About sixty workers and their supporters turned out this evening to attend the meeting of the New Bedford city council. The city councillors were planning to vote on a resolution urging the Eagle manufacturing plant to keep jobs in New Bedford, for as the New Bedford Standard-Times reported yesterday, “The labor union organizing a union drive at Eagle Industries says it has changed tactics and is now trying to keep the South End military apparel plant from potentially leaving New Bedford and taking with it 330 jobs.” Eagle is the company that took over for Michael Bianco, which was the company that hired illegal immigrants to work in sweatshop conditions, and that was shut down by Immigration and Customs Enforcement in March, 2007, in a raid that made national headlines.

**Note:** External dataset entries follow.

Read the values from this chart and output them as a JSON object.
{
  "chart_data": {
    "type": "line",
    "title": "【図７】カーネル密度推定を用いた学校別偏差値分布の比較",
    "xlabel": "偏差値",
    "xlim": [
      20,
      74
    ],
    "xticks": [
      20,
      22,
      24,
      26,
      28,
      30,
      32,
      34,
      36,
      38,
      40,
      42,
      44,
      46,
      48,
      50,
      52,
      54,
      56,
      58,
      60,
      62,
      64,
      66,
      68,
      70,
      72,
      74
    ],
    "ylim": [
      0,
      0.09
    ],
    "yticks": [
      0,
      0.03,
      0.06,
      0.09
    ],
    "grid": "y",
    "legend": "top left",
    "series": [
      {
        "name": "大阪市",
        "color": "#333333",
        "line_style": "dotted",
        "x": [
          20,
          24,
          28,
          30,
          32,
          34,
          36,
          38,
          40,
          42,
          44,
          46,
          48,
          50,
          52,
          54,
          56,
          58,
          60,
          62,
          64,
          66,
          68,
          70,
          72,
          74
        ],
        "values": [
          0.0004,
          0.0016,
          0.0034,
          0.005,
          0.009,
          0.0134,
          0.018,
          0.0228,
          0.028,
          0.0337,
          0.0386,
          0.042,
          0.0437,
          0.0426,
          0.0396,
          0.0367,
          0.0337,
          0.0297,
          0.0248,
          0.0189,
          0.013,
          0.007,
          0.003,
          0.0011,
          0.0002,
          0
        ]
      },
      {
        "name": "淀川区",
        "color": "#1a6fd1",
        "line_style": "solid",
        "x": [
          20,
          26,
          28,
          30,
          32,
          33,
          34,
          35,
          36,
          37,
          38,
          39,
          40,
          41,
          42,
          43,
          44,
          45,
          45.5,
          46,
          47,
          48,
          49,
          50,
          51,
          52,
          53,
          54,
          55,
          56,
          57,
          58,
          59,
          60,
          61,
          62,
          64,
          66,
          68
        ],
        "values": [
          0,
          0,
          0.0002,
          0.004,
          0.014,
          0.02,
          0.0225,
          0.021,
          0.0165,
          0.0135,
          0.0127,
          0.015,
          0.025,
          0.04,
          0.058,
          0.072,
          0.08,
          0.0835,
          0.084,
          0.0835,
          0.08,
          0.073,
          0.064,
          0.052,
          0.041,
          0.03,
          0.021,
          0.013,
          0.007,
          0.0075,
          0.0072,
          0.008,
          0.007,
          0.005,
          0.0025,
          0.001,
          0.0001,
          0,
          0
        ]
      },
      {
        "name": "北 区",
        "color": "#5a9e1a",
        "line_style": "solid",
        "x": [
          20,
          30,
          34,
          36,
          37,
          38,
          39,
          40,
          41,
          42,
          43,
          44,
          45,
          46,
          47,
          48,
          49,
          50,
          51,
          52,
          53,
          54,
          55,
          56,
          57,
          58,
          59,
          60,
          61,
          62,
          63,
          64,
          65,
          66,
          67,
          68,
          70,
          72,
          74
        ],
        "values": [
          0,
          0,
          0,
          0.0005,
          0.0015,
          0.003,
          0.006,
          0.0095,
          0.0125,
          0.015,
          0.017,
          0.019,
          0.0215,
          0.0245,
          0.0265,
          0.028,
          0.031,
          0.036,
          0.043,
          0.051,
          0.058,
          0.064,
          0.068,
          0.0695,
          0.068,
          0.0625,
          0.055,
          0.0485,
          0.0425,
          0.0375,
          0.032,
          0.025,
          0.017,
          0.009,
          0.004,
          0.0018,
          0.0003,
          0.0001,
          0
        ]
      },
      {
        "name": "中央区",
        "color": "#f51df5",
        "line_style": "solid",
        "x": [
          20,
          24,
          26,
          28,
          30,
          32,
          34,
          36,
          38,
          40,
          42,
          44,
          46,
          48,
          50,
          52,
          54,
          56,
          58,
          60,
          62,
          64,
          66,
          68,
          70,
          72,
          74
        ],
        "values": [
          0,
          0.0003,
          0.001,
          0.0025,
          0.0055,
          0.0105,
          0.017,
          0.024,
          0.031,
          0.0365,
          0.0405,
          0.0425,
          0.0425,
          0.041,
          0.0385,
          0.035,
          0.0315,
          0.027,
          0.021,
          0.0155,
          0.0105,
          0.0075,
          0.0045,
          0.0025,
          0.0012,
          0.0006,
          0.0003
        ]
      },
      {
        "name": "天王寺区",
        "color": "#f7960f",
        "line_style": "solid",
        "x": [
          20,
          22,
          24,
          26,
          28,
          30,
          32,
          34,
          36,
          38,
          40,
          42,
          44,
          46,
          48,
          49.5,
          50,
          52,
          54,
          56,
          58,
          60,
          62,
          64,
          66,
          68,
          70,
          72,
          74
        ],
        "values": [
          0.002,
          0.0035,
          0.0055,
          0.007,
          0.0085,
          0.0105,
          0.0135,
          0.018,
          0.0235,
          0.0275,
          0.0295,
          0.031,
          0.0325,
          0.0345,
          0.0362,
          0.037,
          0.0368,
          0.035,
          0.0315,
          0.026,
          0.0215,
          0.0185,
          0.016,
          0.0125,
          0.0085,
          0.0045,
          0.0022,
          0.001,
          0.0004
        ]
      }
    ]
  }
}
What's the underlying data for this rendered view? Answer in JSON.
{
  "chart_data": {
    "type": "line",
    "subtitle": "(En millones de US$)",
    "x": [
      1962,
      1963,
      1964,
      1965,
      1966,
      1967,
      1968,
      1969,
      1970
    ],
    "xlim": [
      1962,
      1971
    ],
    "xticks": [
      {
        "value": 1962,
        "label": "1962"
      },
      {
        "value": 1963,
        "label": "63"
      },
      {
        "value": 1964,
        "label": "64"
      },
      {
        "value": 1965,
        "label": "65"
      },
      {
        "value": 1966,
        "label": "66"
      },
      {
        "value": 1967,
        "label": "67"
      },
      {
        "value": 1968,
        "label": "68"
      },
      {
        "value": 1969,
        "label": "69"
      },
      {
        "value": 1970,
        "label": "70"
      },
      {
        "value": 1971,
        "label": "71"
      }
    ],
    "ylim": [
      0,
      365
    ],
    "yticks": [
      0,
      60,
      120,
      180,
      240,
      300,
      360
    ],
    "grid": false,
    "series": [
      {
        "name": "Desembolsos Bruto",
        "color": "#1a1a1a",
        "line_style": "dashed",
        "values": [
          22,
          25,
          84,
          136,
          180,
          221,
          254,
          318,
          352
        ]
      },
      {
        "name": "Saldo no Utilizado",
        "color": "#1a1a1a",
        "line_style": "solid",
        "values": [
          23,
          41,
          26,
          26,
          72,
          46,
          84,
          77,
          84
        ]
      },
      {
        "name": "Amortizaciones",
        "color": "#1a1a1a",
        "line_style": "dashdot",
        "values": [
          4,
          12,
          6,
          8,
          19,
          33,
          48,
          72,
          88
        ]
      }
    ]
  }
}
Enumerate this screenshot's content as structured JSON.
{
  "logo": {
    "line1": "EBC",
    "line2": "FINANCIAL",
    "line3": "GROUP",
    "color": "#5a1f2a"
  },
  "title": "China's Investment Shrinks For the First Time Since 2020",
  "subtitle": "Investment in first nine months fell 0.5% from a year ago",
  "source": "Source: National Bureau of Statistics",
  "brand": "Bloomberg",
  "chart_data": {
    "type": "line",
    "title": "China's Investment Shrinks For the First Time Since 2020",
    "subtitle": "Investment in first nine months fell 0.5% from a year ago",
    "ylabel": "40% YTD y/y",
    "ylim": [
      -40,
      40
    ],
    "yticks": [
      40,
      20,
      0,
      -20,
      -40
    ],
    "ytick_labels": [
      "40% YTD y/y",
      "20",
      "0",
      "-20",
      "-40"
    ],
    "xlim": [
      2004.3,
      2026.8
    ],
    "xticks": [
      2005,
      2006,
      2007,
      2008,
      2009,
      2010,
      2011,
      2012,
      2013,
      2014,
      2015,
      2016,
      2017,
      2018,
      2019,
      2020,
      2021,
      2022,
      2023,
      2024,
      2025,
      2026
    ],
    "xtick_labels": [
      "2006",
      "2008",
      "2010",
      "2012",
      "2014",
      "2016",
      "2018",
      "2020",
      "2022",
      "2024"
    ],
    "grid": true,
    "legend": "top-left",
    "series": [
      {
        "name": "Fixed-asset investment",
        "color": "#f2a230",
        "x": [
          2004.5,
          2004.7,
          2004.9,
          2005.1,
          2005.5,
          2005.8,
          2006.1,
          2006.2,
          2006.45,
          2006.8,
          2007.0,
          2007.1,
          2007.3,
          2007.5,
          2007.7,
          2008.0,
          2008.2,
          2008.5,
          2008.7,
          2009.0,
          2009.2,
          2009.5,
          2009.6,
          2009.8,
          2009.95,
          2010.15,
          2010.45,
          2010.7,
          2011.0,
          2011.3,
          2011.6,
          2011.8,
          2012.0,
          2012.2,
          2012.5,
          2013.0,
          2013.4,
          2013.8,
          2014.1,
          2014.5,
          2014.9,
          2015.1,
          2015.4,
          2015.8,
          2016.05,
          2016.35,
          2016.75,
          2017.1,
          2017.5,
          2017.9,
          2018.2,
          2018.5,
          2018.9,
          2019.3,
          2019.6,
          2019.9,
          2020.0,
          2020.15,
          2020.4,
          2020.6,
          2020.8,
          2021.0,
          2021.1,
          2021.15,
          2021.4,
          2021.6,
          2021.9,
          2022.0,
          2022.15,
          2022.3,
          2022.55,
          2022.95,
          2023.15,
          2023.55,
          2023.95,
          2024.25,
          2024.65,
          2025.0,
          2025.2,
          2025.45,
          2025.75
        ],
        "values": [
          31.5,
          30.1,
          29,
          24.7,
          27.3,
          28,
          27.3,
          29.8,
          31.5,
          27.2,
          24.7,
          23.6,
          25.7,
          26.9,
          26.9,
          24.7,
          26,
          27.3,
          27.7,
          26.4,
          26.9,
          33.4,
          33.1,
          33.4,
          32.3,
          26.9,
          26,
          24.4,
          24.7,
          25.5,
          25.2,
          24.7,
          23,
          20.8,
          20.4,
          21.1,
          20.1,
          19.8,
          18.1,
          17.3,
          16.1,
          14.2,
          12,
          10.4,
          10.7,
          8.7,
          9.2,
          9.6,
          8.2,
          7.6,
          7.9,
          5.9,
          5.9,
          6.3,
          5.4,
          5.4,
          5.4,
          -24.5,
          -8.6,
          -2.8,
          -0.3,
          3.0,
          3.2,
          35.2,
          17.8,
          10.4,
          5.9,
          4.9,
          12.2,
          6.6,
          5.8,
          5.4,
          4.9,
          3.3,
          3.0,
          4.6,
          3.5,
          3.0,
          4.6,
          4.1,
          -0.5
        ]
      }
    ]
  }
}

Anyway, there we all were tonight, standing around in the chilly dampness in front of City Hall. Zach Lutz, the UNITE HERE! union organizer said a few words, Cynthia Rodrigues from the Central Labor Council named all the unions that were represented — UNITE HERE, Carpenters, SEIU Local 1199, AFT, UWUA, etc. — and I gave the invocation. But the important speakers, the ones we came to hear, were some of the people who work at Eagle Industries. One woman gave specifics of which parts of the factory have been shut down. Another woman told how she had been fired because she was considered disruptive, because she was helping organize the workers. A couple of them spoke in Spanish, while one of their co-workers translated into English. Everyone cheered them after they spoke, and you could see them stand up a little straighter at that — although I suspect those momentary cheers will be small comfort tomorrow when they’re back at work.

The mayor of New Bedford came out of City Hall, and told the crowd that he has contacted both U.S. senators from our state, and our U.S. representative, and they are all committed to making sure all 330 jobs at the Eagle plant stay in the city; then he left quickly for another event. Suddenly someone noticed that one of the supervisors from Eagle, a woman named Dana, was sitting in a parked car watching the rally, keeping an eye on which workers were in attendance. Someone from one of the other local unions (I think he was from the Carpenter’s Union) started chanting, Shame on Dana! and everyone took up the chant for a moment. A guy beside me muttered disgustedly, That’s where our tax dollars go — what he meant was: The only work that the plant gets is from the Department of Defense and they’re using tax dollars from government defense contracts to pay their managers to spy on their workers.

By then it was time to troop upstairs to the Council Chambers. Those who could squeezed in on the main floor, and the rest of us milled around outside the door or slipped upstairs to the balcony. I had to leave early for an event at the church — when I left, everyone was sitting there waiting for the Council meeting to begin, waiting for the city council to resolve to keep jobs in New Bedford, hoping that our city wouldn’t lose another 330 jobs just because the absentee owners of Eagle Industries decide they can get cheaper, more compliant workers at their plant in Puerto Rico.